I promised you when last I wrote that I’d tell you about my Notre Dame trip. Trouble is, I don’t know where to start. It was the most magical visit ever and almost impossible to sum up. But I’ll try.
Daughter Meg, son Wade and I had looked forward to spending the weekend walking all over the campus, visiting the places that meant so much to my dad, Wade Sullivan, when he was a student and football player there in the early 1920s. There was an immediate hitch in our plans when Wade (named for his grandfather – but I suppose you already figured that out, dear Diary} showed up hobbling with a cane on a sprained ankle.
We drove to the campus, parked and then sat on a bench wondering where we could find a magic carpet to transport us. Well, we found something better than a magic carpet. On football weekends, a group of retirees, mostly ND alums, drive golf carts around to ferry non-walkers from place to place on campus.
I spotted one of the golf carts (they were few and far between) and hailed it. (Meg says I leaped over several bystanders to get it, but she exaggerates. I’m pretty sure.) Our driver, Fred, was intrigued that I was the daughter of a Rockne-coached player and so he drove us all around the campus to the spots we wanted to see.
We lit candles at the beautiful Grotto that my dad loved so much, then stopped at Sorin Hall, where he had lived. Meg and I even sneaked inside and found the room I’m sure he had – it was a corner room on the first floor with a window that, when my dad lived there, he and his pals used to crawl through when they missed curfew.
Then it was on to the pep rally, which was held outdoors with the coaches, team, and cheerleaders on a big bandstand. The area just in front of the bandstand was roped off for VIPs who had passes dangling around their necks. We didn’t have passes, but Meg charmed one of the ushers with tales of her grandfather’s years playing for Knute Rockne and so we were allowed into the front row.
I even caught one of the souvenir footballs the team tossed into the crowd.
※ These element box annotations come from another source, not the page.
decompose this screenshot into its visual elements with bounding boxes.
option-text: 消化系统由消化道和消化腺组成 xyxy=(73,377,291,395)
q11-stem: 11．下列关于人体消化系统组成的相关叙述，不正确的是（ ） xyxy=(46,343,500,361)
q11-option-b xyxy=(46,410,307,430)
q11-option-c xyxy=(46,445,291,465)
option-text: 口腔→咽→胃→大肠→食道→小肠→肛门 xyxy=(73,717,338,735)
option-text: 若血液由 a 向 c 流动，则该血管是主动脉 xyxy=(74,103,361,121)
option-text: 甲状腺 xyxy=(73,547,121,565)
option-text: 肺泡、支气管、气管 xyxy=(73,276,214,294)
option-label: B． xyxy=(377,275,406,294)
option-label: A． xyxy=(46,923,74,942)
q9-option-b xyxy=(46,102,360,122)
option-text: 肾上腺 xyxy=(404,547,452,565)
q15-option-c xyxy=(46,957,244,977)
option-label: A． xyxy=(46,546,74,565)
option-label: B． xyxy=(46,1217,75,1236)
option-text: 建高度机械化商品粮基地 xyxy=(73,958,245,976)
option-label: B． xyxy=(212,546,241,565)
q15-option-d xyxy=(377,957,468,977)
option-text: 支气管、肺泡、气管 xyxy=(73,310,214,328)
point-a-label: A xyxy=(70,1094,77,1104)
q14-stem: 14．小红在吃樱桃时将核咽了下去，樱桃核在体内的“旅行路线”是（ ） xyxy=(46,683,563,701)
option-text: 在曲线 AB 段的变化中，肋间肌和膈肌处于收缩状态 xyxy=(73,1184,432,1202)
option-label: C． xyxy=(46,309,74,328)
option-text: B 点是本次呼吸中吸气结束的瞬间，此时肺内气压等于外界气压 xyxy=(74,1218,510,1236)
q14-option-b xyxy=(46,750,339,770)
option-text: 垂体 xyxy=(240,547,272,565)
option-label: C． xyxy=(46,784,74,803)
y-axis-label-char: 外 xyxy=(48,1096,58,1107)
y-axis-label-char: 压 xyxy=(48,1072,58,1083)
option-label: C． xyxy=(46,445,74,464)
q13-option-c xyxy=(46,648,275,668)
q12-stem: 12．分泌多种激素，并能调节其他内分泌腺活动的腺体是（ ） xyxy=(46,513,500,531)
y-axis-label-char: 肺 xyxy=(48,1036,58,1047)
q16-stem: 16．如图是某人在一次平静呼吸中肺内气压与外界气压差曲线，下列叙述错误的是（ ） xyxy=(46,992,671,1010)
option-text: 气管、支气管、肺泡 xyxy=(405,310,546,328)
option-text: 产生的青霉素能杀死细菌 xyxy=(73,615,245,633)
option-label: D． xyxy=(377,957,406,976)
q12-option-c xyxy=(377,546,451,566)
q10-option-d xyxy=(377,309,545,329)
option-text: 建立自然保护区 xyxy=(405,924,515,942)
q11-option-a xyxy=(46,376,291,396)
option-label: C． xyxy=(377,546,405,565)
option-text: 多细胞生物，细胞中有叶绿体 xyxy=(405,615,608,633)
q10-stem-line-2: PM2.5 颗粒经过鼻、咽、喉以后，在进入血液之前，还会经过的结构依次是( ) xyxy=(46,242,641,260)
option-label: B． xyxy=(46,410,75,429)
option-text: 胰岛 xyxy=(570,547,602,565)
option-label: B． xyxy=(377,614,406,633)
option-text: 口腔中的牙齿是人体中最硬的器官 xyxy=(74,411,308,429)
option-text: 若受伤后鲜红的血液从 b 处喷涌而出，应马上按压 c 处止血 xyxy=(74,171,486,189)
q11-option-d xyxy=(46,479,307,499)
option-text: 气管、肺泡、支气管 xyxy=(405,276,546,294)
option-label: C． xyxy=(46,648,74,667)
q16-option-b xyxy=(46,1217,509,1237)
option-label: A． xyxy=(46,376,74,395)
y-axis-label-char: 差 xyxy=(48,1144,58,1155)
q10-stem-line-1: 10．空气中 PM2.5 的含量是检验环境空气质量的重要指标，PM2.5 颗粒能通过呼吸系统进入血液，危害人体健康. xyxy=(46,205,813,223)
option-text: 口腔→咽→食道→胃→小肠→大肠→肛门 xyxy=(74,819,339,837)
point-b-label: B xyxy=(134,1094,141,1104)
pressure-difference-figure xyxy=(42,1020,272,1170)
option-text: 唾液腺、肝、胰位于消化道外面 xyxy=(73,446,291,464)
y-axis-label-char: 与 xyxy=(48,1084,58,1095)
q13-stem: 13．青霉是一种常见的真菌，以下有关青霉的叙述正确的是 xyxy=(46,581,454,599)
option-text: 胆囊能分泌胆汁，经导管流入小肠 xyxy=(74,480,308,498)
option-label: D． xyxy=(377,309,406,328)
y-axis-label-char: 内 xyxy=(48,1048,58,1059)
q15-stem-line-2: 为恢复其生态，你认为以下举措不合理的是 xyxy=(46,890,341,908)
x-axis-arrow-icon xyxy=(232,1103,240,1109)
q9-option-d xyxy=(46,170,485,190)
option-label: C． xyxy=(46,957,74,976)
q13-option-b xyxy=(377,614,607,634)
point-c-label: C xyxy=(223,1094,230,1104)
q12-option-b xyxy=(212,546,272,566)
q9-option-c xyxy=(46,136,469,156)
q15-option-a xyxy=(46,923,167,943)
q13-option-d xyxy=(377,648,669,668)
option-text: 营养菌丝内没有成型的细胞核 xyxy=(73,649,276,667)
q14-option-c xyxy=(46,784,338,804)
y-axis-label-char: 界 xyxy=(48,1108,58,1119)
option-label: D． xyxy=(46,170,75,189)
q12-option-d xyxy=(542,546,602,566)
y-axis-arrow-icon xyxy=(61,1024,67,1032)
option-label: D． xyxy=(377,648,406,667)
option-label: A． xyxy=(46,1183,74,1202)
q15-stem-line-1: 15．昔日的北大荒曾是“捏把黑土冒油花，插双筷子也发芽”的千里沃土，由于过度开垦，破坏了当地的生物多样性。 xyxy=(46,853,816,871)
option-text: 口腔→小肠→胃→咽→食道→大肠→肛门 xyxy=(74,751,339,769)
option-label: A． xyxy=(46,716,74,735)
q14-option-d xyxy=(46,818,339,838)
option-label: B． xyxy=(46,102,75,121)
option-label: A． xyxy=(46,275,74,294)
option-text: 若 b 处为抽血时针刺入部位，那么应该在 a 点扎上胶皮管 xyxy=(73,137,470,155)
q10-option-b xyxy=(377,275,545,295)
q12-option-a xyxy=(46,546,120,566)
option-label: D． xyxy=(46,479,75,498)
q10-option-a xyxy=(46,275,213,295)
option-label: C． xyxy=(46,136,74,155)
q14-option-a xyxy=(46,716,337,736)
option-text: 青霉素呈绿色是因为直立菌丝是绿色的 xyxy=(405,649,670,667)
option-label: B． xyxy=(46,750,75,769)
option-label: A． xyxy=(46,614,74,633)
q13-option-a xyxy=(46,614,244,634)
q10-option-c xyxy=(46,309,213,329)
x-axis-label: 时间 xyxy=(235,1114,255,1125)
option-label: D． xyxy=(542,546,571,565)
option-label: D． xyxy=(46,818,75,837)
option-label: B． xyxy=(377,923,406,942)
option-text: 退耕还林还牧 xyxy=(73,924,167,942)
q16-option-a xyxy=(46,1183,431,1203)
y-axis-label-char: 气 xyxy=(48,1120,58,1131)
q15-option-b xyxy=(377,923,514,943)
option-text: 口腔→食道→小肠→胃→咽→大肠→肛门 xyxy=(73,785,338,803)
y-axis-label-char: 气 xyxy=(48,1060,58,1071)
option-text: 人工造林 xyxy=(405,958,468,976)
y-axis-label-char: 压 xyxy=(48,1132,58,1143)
Okay, I didn’t really catch it. The guy behind me did, but Meg told him it was my birthday and my dad played for Rockne and – voilá! – he gave me the ball.
On to game day, Saturday, and once again, a golf cart appeared just when we needed it to get to the stadium. Notre Dame won handily. Immediately after the game, win or lose, the team gathers in a corner of the field and sings the haunting, “Notre Dame Our Mother.” I always get teary-eyed at that, and even more so that day, hearing it in person.
Following the game, I walked across campus to the beautiful Basilica for Mass. And there appeared the final proof that either God or my dad, or probably both, were orchestrating our entire weekend. The entrance hymn was Beethoven’s Ode to Joy, my favorite hymn, one I consider my very own.
And this concludes, Dear Diary, the story of my magical, heavenly Notre Dame weekend.